Na África do Sul, nas novas gerações é isso que está a acontecer. No entanto foram muitos os anos de isolamento a que a mulher foi votada por esses países de emigração.
A RTP Internacional veio dar um grande impulso, uma grande companhia a muitas mulheres que passavam os dias isoladas, enquanto os maridos saíam para os seus empregos. Ouvem falar a sua língua diariamente através da TV e ficam a par daquilo que se passa em Portugal. É um elo de ligação, é uma globalização que nos une aos nossos irmãos que ficaram na nossa terra natal! Ao mesmo tempo mostra o caminho a seguir em muitos sectores da vida do país - temos de nos integrar, temos de acordar e mostrar quão importante é ser Bom Cidadão! E dar a nossa opinião válida da qual podem depender muitas resoluções.
Com a nossa colaboração directa tudo pode mudar - para melhor ou pior - conforme nos consciencializamos desse papel!

Manuela Rosa
Pretória, África do Sul
manuela.pcb.rosa@gmail.com

Manuela Baptista Rosa
Liga da Mulher Portuguesa na África do Sul
Curriculum vitae resumido
Manuela Baptista Rosa nasceu a 3 de Janeiro de 1942, na Madeira onde estudou até concluir o Magistério Primário e onde leccionou no Ensino Básico até 1972.
Emigrou então para a África do Sul e, desde 1973 até 1997, foi professora e directora pedagógica da escola portuguesa da Associação da Comunidade Portuguesa de Pretória.
Volta à Madeira onde exerce no 1o ciclo do Ensino Básico até 1999.
Regressa à África do Sul leccionando, então, português como língua estrangeira, nas escolas locais até 2006. Entretanto, termina em 2004 a licenciatura em Formação Científica e Pedagógica pela Universidade Aberta.
Na África do Sul, participou de várias formas no trabalho com a comunidade e no movimento associativo.

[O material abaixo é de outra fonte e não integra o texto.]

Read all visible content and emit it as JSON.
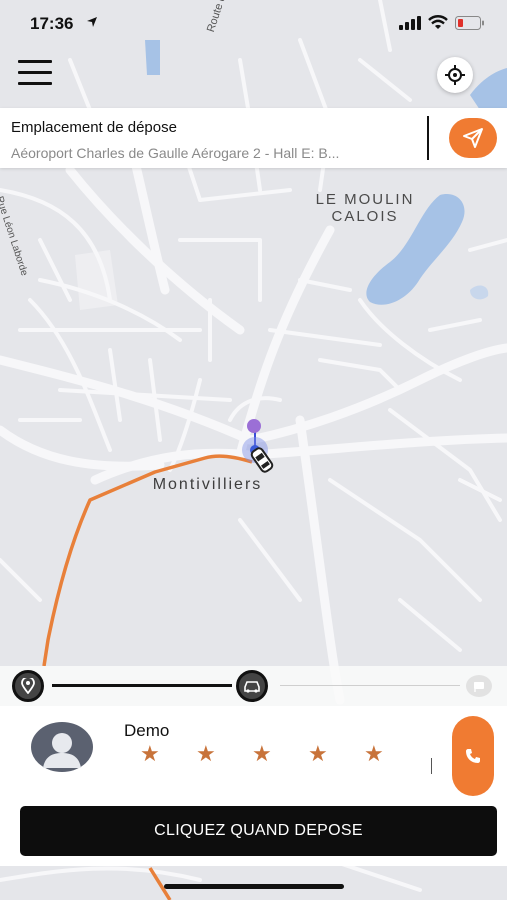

Foi directora cultural, fundadora do Rancho Folclórico e presidente da Casa Social da Madeira; membro fundador e vice-presidente da secção feminina da Sociedade de Beneficência "Os Lusíadas"; membro fundador, honorário e presidente executivo nacional da Liga da Mulher Portuguesa na África do Sul; membro desde a fundação da Mulher Migrante.
Foi Conselheira das Comunidades Portuguesas e é Conselheira das Comunidades Madeirenses. Desde 1980, foi membro da Sub-Comissão organizadora das Comemorações do Dia de Portugal em Pretória, sendo desde 1996 membro da Comissão de Honra.
Recebeu a Medalha de Mérito da Secretaria de Estado das Comunidades Portuguesas e o Grau de Comenda da Ordem de Instrução Pública.